What We Can Expect to See in 2020 from 5G, Mobile Security Controls

John Aisien | Jan 6, 2020

What We Can Expect to See in 2020 from 5G, Mobile Security Controls

2019 was a big year for the Blue Cedar team as we continue to empower enterprises to adopt and secure their enterprise-level applications. As we step into 2020, we anticipate yet another year of exciting developments here at Blue Cedar, as well as some compelling advancements in the technology landscape that will enable even further innovation.  

Below are a couple of trends I anticipate will unfold as we head into 2020:  

The BYOD and CYOD trend enterprises have adopted for their employees will create a need for application-specific security:     

67% of employees report using a personal device at work to some degree. As enterprises continue to adopt a BYOD (bring your own device) or a CYOD (choose your own device) strategy for their employees, there will be continued push pack from employees who are required to relinquish control over their mobile devices and the private data stored on them. As the stakes for privacy management become higher and higher from endless breaches (54% higher in 2019 alone) and increased regulations, like GDPR and CCPA, we’ll see enterprises deploy more effective means of privacy control for its employee’s personal devices (like application-specific security, as opposed to only device-level). This will mitigate privacy invasion for employees and enable tighter vulnerability controls for the enterprise, all while still providing necessary corporate data and accessibility to the end-user via the mobile device of their choice. 


5G will bring about a new era of true edge compute capabilities that call for equally sophisticated security. -   

5G is expected to have 1.1 billion device connections by 2025. This rise and widespread deployment of 5G will facilitate an era of true edge compute power. Enterprises will leverage 5G’s speed and agility and the mobile nature of edge devices to store and access sensitive corporate data from any location. With that evolution will be an integral need for better, more efficient edge device security that can withstand the next generation of computational power and is capable of managing and protecting mobile devices at the edge.   

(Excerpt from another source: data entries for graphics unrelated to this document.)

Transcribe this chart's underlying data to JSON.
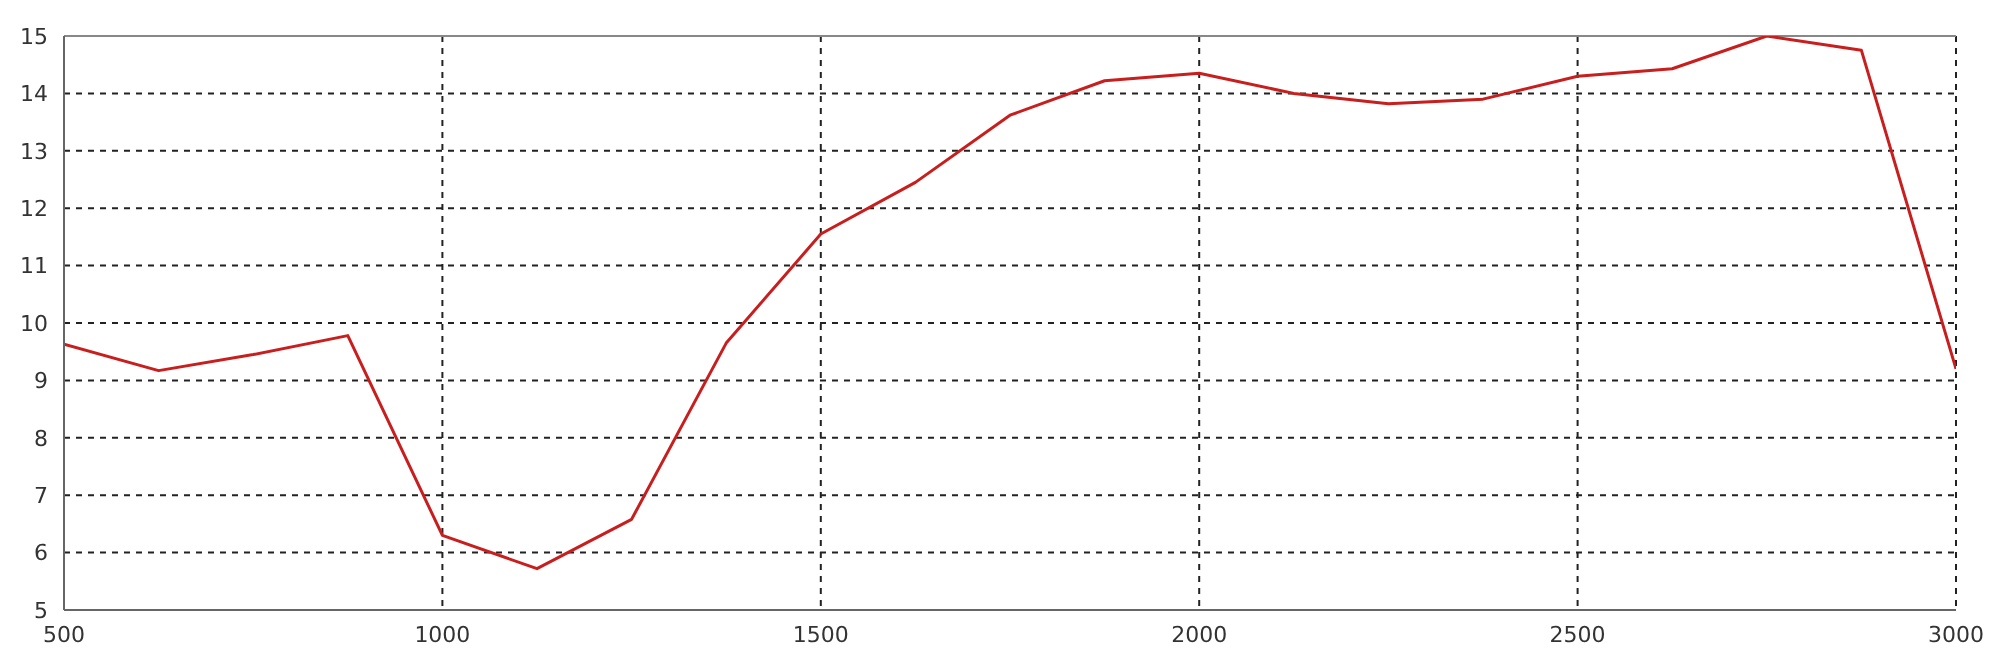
{
  "chart_data": {
    "type": "line",
    "x": [
      500,
      625,
      750,
      875,
      1000,
      1125,
      1250,
      1375,
      1500,
      1625,
      1750,
      1875,
      2000,
      2125,
      2250,
      2375,
      2500,
      2625,
      2750,
      2875,
      3000
    ],
    "series": [
      {
        "color": "#c81e1e",
        "values": [
          9.63,
          9.17,
          9.45,
          9.78,
          6.3,
          5.72,
          6.58,
          9.65,
          11.55,
          12.45,
          13.62,
          14.22,
          14.35,
          14.0,
          13.82,
          13.9,
          14.3,
          14.43,
          15.0,
          14.75,
          9.2
        ]
      }
    ],
    "xlim": [
      500,
      3000
    ],
    "xticks": [
      500,
      1000,
      1500,
      2000,
      2500,
      3000
    ],
    "ylim": [
      5,
      15
    ],
    "yticks": [
      5,
      6,
      7,
      8,
      9,
      10,
      11,
      12,
      13,
      14,
      15
    ],
    "grid": true,
    "marker": "none",
    "line_style": "solid"
  }
}
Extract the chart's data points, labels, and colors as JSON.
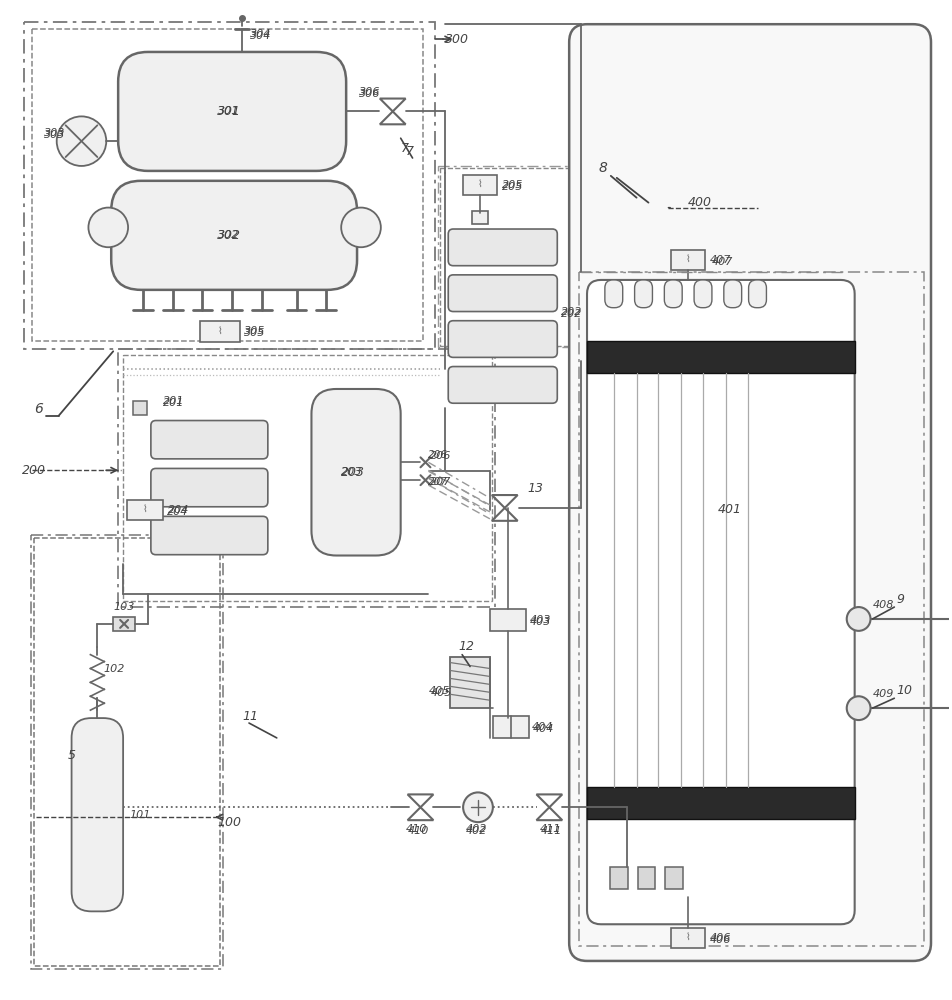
{
  "bg": "#ffffff",
  "lc": "#666666",
  "dc": "#444444",
  "black": "#222222",
  "gray": "#888888",
  "lgray": "#cccccc",
  "darkfill": "#2a2a2a",
  "lightfill": "#f0f0f0",
  "coilfill": "#e8e8e8"
}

The low-code trend will be overrun by no-code solutions that enable citizen developers and allow highly skilled IT professionals to focus on larger issues at hand. -  

Low-code solutions will become less attractive as full no-code solutions continue to surface and enable developers to focus less on rote, repeatable problems (like SaaS vendors enabling customers to make extensions on their platforms or automated security integration) and more on sophisticated projects that are not able to be automated. As no-code solutions empower more citizen developers to automate some of those simpler problems, we will see a new generation of software innovation emerge as high-value developers narrow in on the more complex issues that burden the broader technology ecosystem. 

DevSecOps will shift left as enterprises prioritize security and employee privacy: 

A reported 53% of online users are currently more concerned about their online privacy compared to a year ago. With heightened privacy concerns, there will be an increased focus on addressing both corporate security and user privacy concerns much earlier in the  development cycle. Dev teams will start investigating tech that provides granular controls that address both security and privacy, such as app level security. In parallel, teams will also investigate how to automate security integration into the development lifecycle. Cybersecurity programming skills are in short supply and there is no cost effective way for teams to address the growing dev demands through solely manual coding. Having security automatically integrated addresses the mundane nature of certain repeatable processes, freeing up developer time. More importantly, automation that brings in security tech early in the lifecycle allows the entire solution to be tested at once, again saving dev cycles. If security isn’t shifted left (i.e., brought into the dev cycle early) testing will have to be repeated once security is added in. 

It will be an exciting year for enterprise technology, and we’re thrilled to be a part of the movement as we continue to watch the evolution unfold. As those advancements continue, we hope to see an equally secure technology landscape in 2020 and beyond.